YELLOW SPRINGS, Ohio (AP) — Comedian Dave Chappelle said his threat to pull the plug on his plans to open a comedy club near his hometown in Ohio wasn't because he opposed a proposal for affordable housing in a nearby development.
Chappelle, who became the target of criticism this week after speaking against the development in Yellow Springs, said in a statement that the plan was not the right fit for the village.
"Dave Chappelle didn't kill affordable housing. Concerned residents and a responding Village Council 'killed' a half-baked plan which never actually offered affordable housing," said Carla Sims, a spokesperson for Chappelle.

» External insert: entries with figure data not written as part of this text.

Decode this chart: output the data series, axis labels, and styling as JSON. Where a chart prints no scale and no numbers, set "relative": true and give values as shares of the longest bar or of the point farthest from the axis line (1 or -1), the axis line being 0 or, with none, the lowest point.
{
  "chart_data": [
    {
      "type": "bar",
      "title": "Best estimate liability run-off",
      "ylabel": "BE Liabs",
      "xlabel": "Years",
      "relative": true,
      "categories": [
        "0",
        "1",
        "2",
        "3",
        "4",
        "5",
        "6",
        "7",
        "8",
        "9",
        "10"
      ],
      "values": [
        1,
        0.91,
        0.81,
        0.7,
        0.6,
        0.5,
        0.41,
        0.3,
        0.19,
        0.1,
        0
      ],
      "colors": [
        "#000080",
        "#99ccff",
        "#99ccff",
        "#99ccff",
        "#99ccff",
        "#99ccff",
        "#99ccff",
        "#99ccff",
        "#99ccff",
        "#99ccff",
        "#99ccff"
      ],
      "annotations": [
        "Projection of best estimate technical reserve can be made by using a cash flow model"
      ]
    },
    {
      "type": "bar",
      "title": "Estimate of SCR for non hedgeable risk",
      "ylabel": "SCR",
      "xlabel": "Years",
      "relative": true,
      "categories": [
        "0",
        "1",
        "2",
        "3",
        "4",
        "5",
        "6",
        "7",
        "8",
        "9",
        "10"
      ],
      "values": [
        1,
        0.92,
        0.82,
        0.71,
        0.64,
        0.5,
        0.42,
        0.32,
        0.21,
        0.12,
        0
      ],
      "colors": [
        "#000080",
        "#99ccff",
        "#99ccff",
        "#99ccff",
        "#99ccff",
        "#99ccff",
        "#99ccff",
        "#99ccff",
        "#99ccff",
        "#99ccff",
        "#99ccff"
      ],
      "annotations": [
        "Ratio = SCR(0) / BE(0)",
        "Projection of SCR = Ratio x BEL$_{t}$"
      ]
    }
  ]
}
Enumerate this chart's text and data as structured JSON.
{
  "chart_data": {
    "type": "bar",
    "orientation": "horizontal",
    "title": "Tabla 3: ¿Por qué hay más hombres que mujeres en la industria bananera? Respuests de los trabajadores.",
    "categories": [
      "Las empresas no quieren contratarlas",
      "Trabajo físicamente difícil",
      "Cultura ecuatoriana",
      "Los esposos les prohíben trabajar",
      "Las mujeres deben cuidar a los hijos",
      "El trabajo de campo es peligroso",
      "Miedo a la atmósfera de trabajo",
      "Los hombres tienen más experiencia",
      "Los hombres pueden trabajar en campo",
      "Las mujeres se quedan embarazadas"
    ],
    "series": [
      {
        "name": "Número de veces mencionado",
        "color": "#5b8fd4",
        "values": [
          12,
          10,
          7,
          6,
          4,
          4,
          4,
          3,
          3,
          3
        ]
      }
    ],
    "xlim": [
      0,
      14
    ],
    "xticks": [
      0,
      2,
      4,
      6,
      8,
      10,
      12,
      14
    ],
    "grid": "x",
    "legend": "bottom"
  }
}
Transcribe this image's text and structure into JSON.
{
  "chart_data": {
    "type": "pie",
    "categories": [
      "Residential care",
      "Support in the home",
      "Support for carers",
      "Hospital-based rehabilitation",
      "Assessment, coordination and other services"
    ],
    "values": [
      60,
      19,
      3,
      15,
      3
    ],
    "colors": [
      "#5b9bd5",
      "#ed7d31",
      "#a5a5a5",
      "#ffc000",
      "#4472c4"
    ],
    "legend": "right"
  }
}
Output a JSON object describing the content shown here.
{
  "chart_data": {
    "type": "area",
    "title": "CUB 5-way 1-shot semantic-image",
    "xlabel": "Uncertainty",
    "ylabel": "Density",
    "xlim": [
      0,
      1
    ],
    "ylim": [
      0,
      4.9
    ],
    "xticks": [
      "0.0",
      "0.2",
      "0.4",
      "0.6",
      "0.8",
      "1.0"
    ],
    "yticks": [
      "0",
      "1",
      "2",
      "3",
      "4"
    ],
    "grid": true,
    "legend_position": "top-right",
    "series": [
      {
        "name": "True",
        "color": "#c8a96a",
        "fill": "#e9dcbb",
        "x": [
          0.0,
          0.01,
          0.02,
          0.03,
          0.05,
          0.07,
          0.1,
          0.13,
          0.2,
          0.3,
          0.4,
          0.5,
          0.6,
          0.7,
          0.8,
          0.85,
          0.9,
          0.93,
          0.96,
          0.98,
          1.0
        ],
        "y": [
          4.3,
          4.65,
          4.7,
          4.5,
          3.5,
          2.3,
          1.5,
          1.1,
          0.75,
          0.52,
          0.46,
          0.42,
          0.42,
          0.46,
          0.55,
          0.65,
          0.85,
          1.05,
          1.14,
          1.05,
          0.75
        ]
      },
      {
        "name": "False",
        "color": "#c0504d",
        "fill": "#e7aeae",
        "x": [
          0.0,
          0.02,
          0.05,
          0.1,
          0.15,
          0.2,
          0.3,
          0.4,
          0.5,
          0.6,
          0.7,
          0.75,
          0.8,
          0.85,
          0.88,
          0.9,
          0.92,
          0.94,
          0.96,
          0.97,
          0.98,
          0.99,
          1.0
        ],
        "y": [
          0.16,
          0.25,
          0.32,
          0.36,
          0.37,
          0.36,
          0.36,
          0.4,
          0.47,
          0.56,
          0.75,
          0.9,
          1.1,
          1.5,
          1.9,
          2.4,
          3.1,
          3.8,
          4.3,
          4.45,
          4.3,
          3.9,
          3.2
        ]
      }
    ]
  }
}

Chappelle was among several residents who spoke against the project at a council meeting Monday the Dayton Daily News reported.
The comedian, who announced last year that he was buying a former fire station in Yellow Springs with plans to turn it into a comedy club, said he would back out if the project was allowed. "I am not bluffing. I will take it all off the table," Chappelle said.
The council sided with Chappelle and other residents opposing the project, which would have been expanded to include duplexes, townhomes and less than two acres for future affordable housing. Instead, the project will now go forward with just single-family homes.
Chappelle lives with his family outside the village and has ties that go back to when his his father graduated from Antioch College, in Yellow Springs, and later was a professor there.
"Neither Dave nor his neighbors are against affordable housing, however, they are against the poorly vetted, cookie-cutter, sprawl-style development deal which has little regard for the community, culture and infrastructure of the Village," said the statement from Chappelle's spokesperson.